Summary
Mr. Utterson and Mr. Enfield are taking one of their customary Sunday strolls and, by chance, their path takes them past “that door,” the door that they agreed never to speak of again. They pause now and look at it. Enfield thinks that Mr. Hyde will never be heard of again, and Utterson is quick to agree. He then asks Enfield if he ever told his old friend that he actually saw Hyde, and, furthermore, that when he saw the man, he was filled with a fierce feeling of revulsion. Enfield remarks that it’s impossible to see Hyde and not feel nauseated.
Utterson suggests that they step into the courtyard for a look at the windows, and as they do, he reveals his uneasiness about Dr. Jekyll’s health. Ominously, he says that perhaps just “the presence of a friend” outside, in the court, might strengthen the poor man.
The two men survey the windows of Jekyll’s quarters, and their eyes are drawn to one window in particular. It is half-open and sitting close beside it, looking like a prisoner in solitary confinement, is Dr. Jekyll. Unhesitatingly, Utterson calls out to the doctor, “Jekyll, I trust you are better.”
Jekyll’s reply is dreary: He feels low, very low, and fears that he “will not last long, thank God.” Trying to cheer his old friend, Utterson urges Jekyll to get out — “whip up the circulation” — and he invites Jekyll to join him and Enfield.
Jekyll sighs. He says that Utterson is a good man for suggesting a stroll together, but he cannot join them; he dare not. Yet, he stresses that he is very glad to see Utterson, and he would like to invite the two men up, but “the place is really not fit.” Utterson suggests then that they converse where they are, and the suggestion causes Jekyll to turn and smile at them. But suddenly his features convulse and freeze in an expression of “abject terror and despair.” The narrator tells us that the change in Jekyll’s expression was so instantaneous and so horrible that it “froze the very blood of the two gentlemen below.”
Jekyll’s window is jerked down so viciously that, without a word, Utterson and Enfield turn and leave the courtyard. They do not speak to one another until they reach a neighboring thoroughfare, where there are “still some stirrings of life.” Both men are so pale that when they look at one another, there is “an answering horror in their eyes.”
Utterson speaks softly, “God forgive us, God forgive us.” Enfield nods, and the two men walk on once more in silence.
Analysis
Chapter 7 is obviously the shortest Chapter in the novel, only about two pages long, but it contains a key scene: During the walk that Utterson and Enfield take, they find themselves before that same door which prompted Enfield to relate the story of his encounter with Hyde in Chapter 1. Likewise, here are the three windows that were half-open in Jekyll’s laboratory, described in Chapter 5. Now the reader is fully aware of the significance of the front of Jekyll’s house with its great facade and its elegant interior, as contrasted to the back entrance (Hyde’s entrance), with its dilapidated structure.
Some readers and students feel cheated that Stevenson does not fully reveal what Utterson saw at the window in Jekyll’s face just before Jekyll slams the window down and disappears.
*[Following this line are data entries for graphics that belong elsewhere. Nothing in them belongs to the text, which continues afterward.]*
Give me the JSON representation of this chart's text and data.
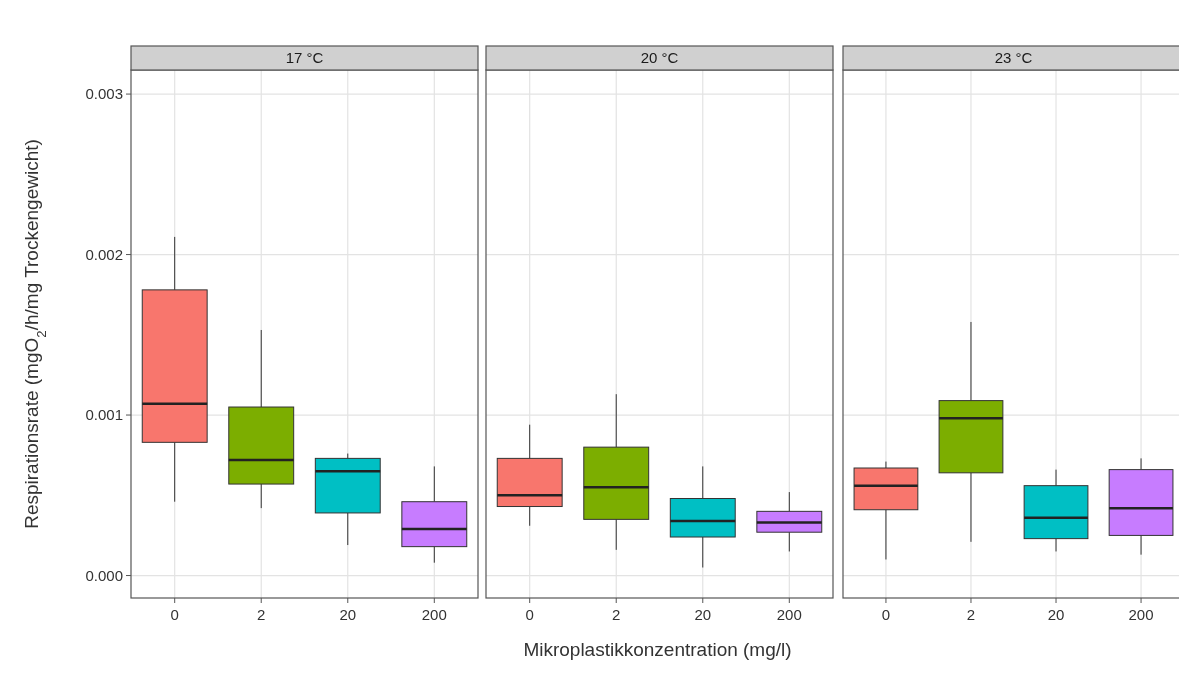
{
  "chart_data": [
    {
      "type": "box",
      "title": "17 °C",
      "ylabel": "Respirationsrate (mgO$_{2}$/h/mg Trockengewicht)",
      "categories": [
        "0",
        "2",
        "20",
        "200"
      ],
      "colors": [
        "#f8766d",
        "#7cae00",
        "#00bfc4",
        "#c77cff"
      ],
      "ylim": [
        -0.00014,
        0.00315
      ],
      "yticks": [
        {
          "value": 0,
          "label": "0.000"
        },
        {
          "value": 0.001,
          "label": "0.001"
        },
        {
          "value": 0.002,
          "label": "0.002"
        },
        {
          "value": 0.003,
          "label": "0.003"
        }
      ],
      "grid": true,
      "boxes": [
        {
          "low": 0.00046,
          "q1": 0.00083,
          "median": 0.00107,
          "q3": 0.00178,
          "high": 0.00211
        },
        {
          "low": 0.00042,
          "q1": 0.00057,
          "median": 0.00072,
          "q3": 0.00105,
          "high": 0.00153
        },
        {
          "low": 0.00019,
          "q1": 0.00039,
          "median": 0.00065,
          "q3": 0.00073,
          "high": 0.00076
        },
        {
          "low": 8e-05,
          "q1": 0.00018,
          "median": 0.00029,
          "q3": 0.00046,
          "high": 0.00068
        }
      ]
    },
    {
      "type": "box",
      "title": "20 °C",
      "xlabel": "Mikroplastikkonzentration (mg/l)",
      "categories": [
        "0",
        "2",
        "20",
        "200"
      ],
      "colors": [
        "#f8766d",
        "#7cae00",
        "#00bfc4",
        "#c77cff"
      ],
      "ylim": [
        -0.00014,
        0.00315
      ],
      "yticks": [
        {
          "value": 0,
          "label": null
        },
        {
          "value": 0.001,
          "label": null
        },
        {
          "value": 0.002,
          "label": null
        },
        {
          "value": 0.003,
          "label": null
        }
      ],
      "grid": true,
      "tick_labels": "x",
      "boxes": [
        {
          "low": 0.00031,
          "q1": 0.00043,
          "median": 0.0005,
          "q3": 0.00073,
          "high": 0.00094
        },
        {
          "low": 0.00016,
          "q1": 0.00035,
          "median": 0.00055,
          "q3": 0.0008,
          "high": 0.00113
        },
        {
          "low": 5e-05,
          "q1": 0.00024,
          "median": 0.00034,
          "q3": 0.00048,
          "high": 0.00068
        },
        {
          "low": 0.00015,
          "q1": 0.00027,
          "median": 0.00033,
          "q3": 0.0004,
          "high": 0.00052
        }
      ]
    },
    {
      "type": "box",
      "title": "23 °C",
      "categories": [
        "0",
        "2",
        "20",
        "200"
      ],
      "colors": [
        "#f8766d",
        "#7cae00",
        "#00bfc4",
        "#c77cff"
      ],
      "ylim": [
        -0.00014,
        0.00315
      ],
      "yticks": [
        {
          "value": 0,
          "label": null
        },
        {
          "value": 0.001,
          "label": null
        },
        {
          "value": 0.002,
          "label": null
        },
        {
          "value": 0.003,
          "label": null
        }
      ],
      "grid": true,
      "tick_labels": "x",
      "boxes": [
        {
          "low": 0.0001,
          "q1": 0.00041,
          "median": 0.00056,
          "q3": 0.00067,
          "high": 0.00071
        },
        {
          "low": 0.00021,
          "q1": 0.00064,
          "median": 0.00098,
          "q3": 0.00109,
          "high": 0.00158
        },
        {
          "low": 0.00015,
          "q1": 0.00023,
          "median": 0.00036,
          "q3": 0.00056,
          "high": 0.00066
        },
        {
          "low": 0.00013,
          "q1": 0.00025,
          "median": 0.00042,
          "q3": 0.00066,
          "high": 0.00073
        }
      ]
    }
  ]
}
We must only assume that suddenly Jekyll takes on some of Hyde’s traits, and that now both Utterson and Enfield have had a glimpse of the duality of man, of the evil that resides in the soul of man. But whereas Lanyon was a man who could not tolerate such an insight, Utterson and Enfield both belong to a different world. Enfield is “that man about town” who has theoretically seen many sorts of things, and Utterson, from the first pages, is a man who is not quick to judge his fellow man. Yet each of these men, upon seeing something in Dr. Jekyll’s face, feel “abject terror and despair” and what they see freezes “the very blood of the two gentlemen.”